The authors want to study parabolic boundary value problems by the classical method of layer potentials. Generalizing earlier works of R. M. Brown [Am. J. Math. 111, No. 2, 339-379 (1989; Zbl 0696.35065)] concerning the heat equation in Lipschitz cylinders, and R. Kaufman and J.-M. Wu [Compos. Math. 65, No. 2, 201-207 (1988; Zbl 0651.31002)] concerning domains with time dependent boundaries in the case of a single space dimension, the authors consider in this memoir the noncylindrical higher dimensional case.
With respect to other results of J. T. Kemper [Trans. Am. Math. Soc. 167, 243-262 (1972; Zbl 0238.35039)], valid for more general parabolic equations and systems, the use of the layer potentials allows here \(L^p\)-theory under weak hypotheses on the boundary of the domain. Precisely, the authors assume the boundary is given by the graph of a function which is \(\text{Lip}_1\) in the space variables and belongs to a half order BMO Sobolev space relative to the time variable.

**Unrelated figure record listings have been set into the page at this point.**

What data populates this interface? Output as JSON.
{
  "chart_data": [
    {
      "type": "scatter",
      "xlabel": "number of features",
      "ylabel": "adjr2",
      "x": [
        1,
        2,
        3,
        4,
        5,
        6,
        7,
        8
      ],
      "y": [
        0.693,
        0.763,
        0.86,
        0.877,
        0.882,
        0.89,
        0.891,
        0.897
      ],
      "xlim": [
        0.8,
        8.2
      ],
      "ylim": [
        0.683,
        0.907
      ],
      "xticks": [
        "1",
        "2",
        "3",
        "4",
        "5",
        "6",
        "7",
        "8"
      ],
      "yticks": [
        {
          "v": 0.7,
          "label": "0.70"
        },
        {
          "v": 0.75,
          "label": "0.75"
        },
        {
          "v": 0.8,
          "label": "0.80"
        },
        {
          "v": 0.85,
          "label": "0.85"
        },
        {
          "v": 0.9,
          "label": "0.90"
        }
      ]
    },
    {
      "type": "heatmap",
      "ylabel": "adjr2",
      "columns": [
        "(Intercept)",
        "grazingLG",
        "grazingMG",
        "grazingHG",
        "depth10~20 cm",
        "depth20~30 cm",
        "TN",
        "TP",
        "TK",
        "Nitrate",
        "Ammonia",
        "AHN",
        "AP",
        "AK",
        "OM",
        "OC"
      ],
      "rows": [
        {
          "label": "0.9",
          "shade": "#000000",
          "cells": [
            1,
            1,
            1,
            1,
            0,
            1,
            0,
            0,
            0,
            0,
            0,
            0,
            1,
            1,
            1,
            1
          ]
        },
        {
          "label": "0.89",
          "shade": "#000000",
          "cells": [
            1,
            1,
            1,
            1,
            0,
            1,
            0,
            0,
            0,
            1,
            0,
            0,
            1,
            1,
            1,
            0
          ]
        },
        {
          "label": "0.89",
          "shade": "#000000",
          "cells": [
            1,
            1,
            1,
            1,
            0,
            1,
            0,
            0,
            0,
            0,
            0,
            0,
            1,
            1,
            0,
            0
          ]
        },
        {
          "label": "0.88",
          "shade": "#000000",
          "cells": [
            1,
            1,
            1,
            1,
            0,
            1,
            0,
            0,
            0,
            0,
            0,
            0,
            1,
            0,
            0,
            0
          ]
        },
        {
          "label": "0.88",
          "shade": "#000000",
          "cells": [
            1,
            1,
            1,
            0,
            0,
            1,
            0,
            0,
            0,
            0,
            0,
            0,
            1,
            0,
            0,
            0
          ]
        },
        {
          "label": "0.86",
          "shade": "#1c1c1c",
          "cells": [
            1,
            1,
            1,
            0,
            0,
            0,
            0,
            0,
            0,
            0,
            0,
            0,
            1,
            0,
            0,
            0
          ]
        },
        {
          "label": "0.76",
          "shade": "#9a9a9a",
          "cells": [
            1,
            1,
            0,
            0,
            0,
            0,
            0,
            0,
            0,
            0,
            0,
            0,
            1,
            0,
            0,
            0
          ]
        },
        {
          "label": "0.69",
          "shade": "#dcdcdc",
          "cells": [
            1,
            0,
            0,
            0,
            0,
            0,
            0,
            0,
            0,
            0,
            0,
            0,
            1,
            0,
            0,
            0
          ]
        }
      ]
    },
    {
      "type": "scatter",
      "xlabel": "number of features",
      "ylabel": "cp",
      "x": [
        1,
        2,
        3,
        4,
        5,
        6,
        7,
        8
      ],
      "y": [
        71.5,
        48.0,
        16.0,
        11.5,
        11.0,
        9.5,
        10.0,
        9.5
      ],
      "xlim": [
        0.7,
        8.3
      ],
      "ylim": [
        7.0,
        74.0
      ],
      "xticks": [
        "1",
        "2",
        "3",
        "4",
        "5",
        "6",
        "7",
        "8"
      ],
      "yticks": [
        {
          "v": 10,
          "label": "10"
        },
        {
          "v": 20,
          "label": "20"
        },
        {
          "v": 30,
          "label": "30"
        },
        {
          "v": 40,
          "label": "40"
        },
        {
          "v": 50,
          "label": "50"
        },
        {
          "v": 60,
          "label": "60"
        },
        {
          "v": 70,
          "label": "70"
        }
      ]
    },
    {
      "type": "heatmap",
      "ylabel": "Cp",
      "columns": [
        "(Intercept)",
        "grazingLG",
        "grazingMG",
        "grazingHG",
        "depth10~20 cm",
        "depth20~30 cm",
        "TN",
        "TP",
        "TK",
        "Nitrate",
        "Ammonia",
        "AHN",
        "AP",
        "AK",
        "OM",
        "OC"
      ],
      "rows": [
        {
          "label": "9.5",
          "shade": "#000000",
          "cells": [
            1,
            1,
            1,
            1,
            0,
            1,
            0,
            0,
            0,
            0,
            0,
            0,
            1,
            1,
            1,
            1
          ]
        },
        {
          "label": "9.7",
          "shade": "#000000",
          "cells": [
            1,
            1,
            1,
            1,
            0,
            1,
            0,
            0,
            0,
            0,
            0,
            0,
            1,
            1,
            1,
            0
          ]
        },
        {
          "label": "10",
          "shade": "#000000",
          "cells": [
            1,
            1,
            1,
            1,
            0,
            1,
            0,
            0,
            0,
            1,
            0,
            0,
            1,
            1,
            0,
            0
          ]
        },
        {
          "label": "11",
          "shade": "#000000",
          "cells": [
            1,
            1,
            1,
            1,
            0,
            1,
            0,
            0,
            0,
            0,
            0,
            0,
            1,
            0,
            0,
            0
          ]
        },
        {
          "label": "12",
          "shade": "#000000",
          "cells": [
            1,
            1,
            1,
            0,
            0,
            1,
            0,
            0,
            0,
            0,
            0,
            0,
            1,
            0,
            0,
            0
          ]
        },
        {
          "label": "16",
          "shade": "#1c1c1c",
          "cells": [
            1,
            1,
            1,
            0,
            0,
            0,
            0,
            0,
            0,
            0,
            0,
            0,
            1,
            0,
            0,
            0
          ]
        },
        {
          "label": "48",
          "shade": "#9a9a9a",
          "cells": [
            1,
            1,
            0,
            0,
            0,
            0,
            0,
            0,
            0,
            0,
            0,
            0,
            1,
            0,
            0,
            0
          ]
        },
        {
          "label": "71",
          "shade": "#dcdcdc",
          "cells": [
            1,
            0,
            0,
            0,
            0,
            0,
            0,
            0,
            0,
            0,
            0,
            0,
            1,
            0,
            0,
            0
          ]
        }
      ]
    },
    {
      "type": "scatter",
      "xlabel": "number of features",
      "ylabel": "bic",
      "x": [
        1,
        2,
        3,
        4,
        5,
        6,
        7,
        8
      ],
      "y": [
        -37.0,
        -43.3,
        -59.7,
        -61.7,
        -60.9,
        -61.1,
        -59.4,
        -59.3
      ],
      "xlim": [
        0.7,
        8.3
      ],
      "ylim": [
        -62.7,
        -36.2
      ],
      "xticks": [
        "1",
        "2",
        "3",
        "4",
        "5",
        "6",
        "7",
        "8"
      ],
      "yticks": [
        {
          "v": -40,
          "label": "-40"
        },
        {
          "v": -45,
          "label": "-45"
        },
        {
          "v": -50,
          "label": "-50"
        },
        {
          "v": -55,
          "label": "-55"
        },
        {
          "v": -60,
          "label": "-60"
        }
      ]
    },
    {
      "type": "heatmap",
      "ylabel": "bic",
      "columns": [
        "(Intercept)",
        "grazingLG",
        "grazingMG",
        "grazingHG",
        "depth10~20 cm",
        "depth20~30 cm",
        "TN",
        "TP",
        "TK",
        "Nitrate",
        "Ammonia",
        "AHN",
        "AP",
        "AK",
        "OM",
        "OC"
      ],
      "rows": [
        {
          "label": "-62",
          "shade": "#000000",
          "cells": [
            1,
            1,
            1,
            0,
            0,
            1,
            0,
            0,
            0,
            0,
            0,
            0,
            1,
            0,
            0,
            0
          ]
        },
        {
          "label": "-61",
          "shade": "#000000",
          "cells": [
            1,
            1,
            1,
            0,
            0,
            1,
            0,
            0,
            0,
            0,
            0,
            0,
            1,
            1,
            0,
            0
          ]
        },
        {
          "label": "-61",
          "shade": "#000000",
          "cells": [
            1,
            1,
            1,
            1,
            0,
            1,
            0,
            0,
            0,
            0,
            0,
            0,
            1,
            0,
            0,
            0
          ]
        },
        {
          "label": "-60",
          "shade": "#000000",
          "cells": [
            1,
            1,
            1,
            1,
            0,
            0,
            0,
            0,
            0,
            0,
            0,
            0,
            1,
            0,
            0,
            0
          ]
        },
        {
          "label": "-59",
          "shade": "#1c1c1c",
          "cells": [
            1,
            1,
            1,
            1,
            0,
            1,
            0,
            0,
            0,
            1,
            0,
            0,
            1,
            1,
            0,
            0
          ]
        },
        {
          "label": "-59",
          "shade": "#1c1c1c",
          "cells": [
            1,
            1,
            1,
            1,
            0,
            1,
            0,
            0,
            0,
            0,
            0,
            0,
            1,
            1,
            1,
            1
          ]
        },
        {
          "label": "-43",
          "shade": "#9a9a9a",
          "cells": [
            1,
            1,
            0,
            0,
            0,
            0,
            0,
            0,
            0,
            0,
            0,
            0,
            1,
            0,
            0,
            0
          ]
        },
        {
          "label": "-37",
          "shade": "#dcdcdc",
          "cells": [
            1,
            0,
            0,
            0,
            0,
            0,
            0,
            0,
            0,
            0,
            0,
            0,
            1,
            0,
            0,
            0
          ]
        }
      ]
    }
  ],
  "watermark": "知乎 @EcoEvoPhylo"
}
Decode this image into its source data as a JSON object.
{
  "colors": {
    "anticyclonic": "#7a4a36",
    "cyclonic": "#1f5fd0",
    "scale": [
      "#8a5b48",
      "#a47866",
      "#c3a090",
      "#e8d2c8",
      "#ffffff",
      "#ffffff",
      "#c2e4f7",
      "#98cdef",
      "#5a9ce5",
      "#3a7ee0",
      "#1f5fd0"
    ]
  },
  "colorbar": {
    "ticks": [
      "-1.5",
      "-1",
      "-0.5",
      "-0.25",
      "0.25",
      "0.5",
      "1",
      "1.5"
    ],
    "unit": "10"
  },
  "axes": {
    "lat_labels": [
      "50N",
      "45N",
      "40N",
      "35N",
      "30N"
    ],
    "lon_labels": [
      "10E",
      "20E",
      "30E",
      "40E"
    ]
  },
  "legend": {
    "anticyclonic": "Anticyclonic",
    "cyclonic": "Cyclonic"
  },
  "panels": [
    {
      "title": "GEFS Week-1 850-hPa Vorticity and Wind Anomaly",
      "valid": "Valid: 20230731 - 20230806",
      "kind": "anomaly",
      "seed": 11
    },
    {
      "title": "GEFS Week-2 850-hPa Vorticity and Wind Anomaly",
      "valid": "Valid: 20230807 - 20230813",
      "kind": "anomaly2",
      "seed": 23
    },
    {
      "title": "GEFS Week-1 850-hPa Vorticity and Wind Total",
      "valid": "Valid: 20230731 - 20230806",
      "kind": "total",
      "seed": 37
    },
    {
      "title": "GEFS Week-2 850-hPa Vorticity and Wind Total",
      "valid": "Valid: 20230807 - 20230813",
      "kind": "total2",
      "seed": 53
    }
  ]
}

The memoir consists of three chapters. Chapter 1 is devoted to prove the \(L^p\)-boundedness of the singular integral operators related to double layer heat potentials, by using methods of Coifman, Meyer and Lemaire. Let us observe that the generality of the assumptions on the boundary introduces a particular complexity into the problem. Then, in Chapter 2, the authors develop a modification of the scheme of G. David [Ann. Sci. Éc. Norm. Supér, IV. Sér. 21, No. 2, 225-258 (1988; Zbl 0655.42013)] to deduce \(L^p\)-boundedness of the double layer potential. In Chapter 3 applications are given to the solutions of the boundary value problem.